Young British anons deserve the credit for devising and developing the “Britpopper” meme. The key flaw of the type is a slavish devotion to the idea of themselves as being sensible combined with a claustrophobic presentism. That said, I disagree with Lloyd on one thing: I do think Will Self is a good novelist.
Katowice. This week I had to come to nearby Katowice on tedious Brexit-related bureaucratic business.
I am fortunate that it is merely tedious. Besides, coming to Katowice can never be an entirely bad thing. The largest city in Upper Silesia, it has a reputation as being rather grimly industrial, but, while being industrial is not in itself a bad thing unless you want to take the Ted Kaczynski pill whole, it is also more vibrant and intriguing than stereotypes suggest. Of course, it helps that summer is approaching.

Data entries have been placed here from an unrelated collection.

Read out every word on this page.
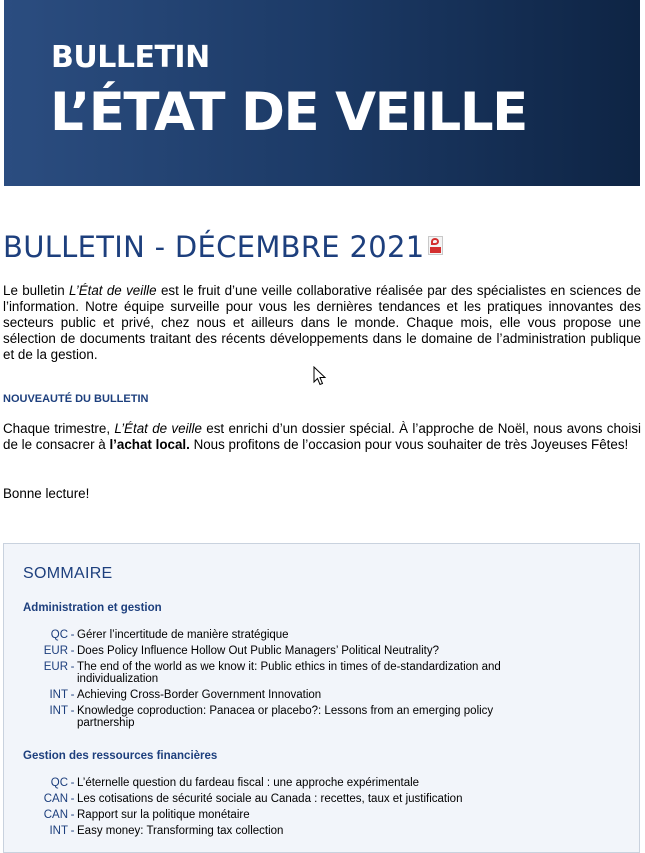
BULLETIN
L’ÉTAT DE VEILLE
BULLETIN - DÉCEMBRE 2021

Le bulletin L’État de veille est le fruit d’une veille collaborative réalisée par des spécialistes en sciences de l’information. Notre équipe surveille pour vous les dernières tendances et les pratiques innovantes des secteurs public et privé, chez nous et ailleurs dans le monde. Chaque mois, elle vous propose une sélection de documents traitant des récents développements dans le domaine de l’administration publique et de la gestion.

NOUVEAUTÉ DU BULLETIN

Chaque trimestre, L’État de veille est enrichi d’un dossier spécial. À l’approche de Noël, nous avons choisi de le consacrer à l’achat local. Nous profitons de l’occasion pour vous souhaiter de très Joyeuses Fêtes!

Bonne lecture!

SOMMAIRE
Administration et gestion
QC - Gérer l’incertitude de manière stratégique
EUR - Does Policy Influence Hollow Out Public Managers’ Political Neutrality?
EUR - The end of the world as we know it: Public ethics in times of de-standardization and individualization
INT - Achieving Cross-Border Government Innovation
INT - Knowledge coproduction: Panacea or placebo?: Lessons from an emerging policy partnership
Gestion des ressources financières
QC - L’éternelle question du fardeau fiscal : une approche expérimentale
CAN - Les cotisations de sécurité sociale au Canada : recettes, taux et justification
CAN - Rapport sur la politique monétaire
INT - Easy money: Transforming tax collection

Ukrainian summer. According to the Western media, Russian troops and armaments are massing on the Ukrainian border. More pro-Russian commentators are alleging that it is Ukrainian forces which have been building up. Quite possibly, both are right - and omnidirectional scepticism is required. It would be typical of the last couple of the years if the decline of the pandemic was accompanied by the outbreak of war.
Lunatic overconfidence. I love this point from Freddie deBoer:
Here’s what I suspect: mentally healthy people, if they still exist, aren’t healthy because of the constant presence of positive feelings of self. They are healthy because of the habitual absence of any feelings of self at all.
Sadly, enabling escape from the self is not as monetizable as messing with the self. It will never take off.
Deprivation of security. Glenn Greenwald describes being the victim of a home invasion:
I could not go back to the farm after that day — I wanted to — because I knew the memories would be too vivid. The deprivation of security that it imposes on your brain is intense no matter who you are, so I have zero doubt that trauma would stay with a child forever.
House of the living. Gary Saul Morson reflects on Dostoevsky:
The behavior of material objects can be fully explained by natural laws, and for materialists the same is true of people, if not yet, then in the near future. But people are not just material objects, and will do anything, no matter how self-destructive, to prove they are not.